Ciò che gli interessa è la storia d’amore (e idealizzazione) tra Bobby e Vonnie. Se Jeff Eisenberg è convincente come epigono di Allen, ricalcando il tipico personaggio che un tempo impersonava lui stesso, ma coniugandovi uno stile recitativo proprio, la scelta di Kirsten Stewart per il ruolo di Vonnie è un altro indizio della faciloneria con cui Allen scrive e dirige ormai i suoi film. Il fascino ambiguo, altero e androgino della Stewart (dimostrato ad esempio in Sils Maria e Personal Shopper di Assayas) è sacrificato in due ruoli opposti e complementari, nessuno dei quali si addice all’attrice: né quello della ragazza acqua e sapone che fa perdere la testa a due uomini in virtù della sua semplicità, né quello della socialite arrivista che ritroviamo alla fine.
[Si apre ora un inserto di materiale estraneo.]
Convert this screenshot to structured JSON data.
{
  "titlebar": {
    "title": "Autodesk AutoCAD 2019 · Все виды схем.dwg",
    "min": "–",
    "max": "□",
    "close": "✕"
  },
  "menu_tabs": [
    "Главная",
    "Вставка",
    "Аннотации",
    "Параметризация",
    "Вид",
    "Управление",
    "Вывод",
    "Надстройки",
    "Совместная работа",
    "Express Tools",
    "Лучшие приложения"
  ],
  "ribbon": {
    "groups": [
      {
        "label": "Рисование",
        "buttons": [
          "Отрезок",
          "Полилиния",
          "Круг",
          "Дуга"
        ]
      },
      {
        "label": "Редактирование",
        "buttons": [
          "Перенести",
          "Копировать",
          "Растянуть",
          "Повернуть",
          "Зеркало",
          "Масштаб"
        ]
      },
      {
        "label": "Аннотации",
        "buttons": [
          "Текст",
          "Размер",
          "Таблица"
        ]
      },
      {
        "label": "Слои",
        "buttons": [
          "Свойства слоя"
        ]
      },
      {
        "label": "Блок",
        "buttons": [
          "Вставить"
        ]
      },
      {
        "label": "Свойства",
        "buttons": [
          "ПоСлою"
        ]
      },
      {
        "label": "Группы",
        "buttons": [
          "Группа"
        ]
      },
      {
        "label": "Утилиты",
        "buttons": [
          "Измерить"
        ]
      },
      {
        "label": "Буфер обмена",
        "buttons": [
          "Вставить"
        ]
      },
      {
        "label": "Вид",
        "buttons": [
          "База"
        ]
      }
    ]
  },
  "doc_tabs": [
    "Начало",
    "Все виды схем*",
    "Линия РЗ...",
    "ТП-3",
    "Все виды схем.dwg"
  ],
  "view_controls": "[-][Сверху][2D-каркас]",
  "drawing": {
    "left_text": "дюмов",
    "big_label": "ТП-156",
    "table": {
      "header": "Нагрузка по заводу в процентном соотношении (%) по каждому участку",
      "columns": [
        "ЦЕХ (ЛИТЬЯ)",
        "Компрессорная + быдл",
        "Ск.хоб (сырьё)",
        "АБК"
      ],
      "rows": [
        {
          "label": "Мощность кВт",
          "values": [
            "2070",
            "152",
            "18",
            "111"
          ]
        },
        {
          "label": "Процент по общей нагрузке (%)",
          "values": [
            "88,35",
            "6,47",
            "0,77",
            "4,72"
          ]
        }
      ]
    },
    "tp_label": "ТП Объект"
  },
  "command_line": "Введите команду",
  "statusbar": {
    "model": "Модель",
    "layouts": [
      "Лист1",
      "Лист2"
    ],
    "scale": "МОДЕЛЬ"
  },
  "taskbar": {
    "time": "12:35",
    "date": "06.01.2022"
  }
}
Il ribaltamento del personaggio di Vonnie però contrasta con il cambiamento più sfumato di Bobbie, del quale Allen tratteggia un romanzo di formazione in due atti, con una conclusione mancata. È questo forse l’elemento di novità in una trama già vista e rivista: se i film di Allen puntano spesso tutto sulla svolta (quasi sempre l’amore, a volte la morte, come nei suoi film più cupi e noir – o black comedy, come nel caso del precedente Irrational Man), questa volta la redenzione dalla ripetizione non si dà. Non basta l’incontro (inevitabile) col passato, non basta che dietro al cambiamento dei due si possa ancora scorgere ciò che li univa, e cioè la reciproca promessa di non rassegnarsi a una vita convenzionale. Niente può quindi più salvarli dal vivere coerentemente il cliché che sono diventati, riflessi di due mondi diversi ma in fondo molto simili: quello del glamour hollywoodiano e quello dell’alta società metropolitana. Due mondi, peraltro, di cui tutti e due brillano solo di luce riflessa: lui come PR che intrattiene i suoi clienti ogni sera per poi tornare dalla sua devota trophy wife, e lei come trophy wife di un uomo che ha scelto solo per quello che rappresentava. Le illusioni sono finite, come il loro legame.
Un finale sconsolato che ricorda Gli ultimi fuochi di fitzgeraldiana memoria, ma privo della riflessione storica sulla disillusione di una generazione. Café Society finisce perciò per essere a sua volta un cliché, una storia banale sull’amore perduto che sarebbe stato possibile ambientare in qualunque epoca, in qualunque luogo, in qualunque milieu. Purché (beninteso) benestante. A riprova di come la bolla upperclass in cui Allen ambienta le sue storie si faccia sempre più asfittica.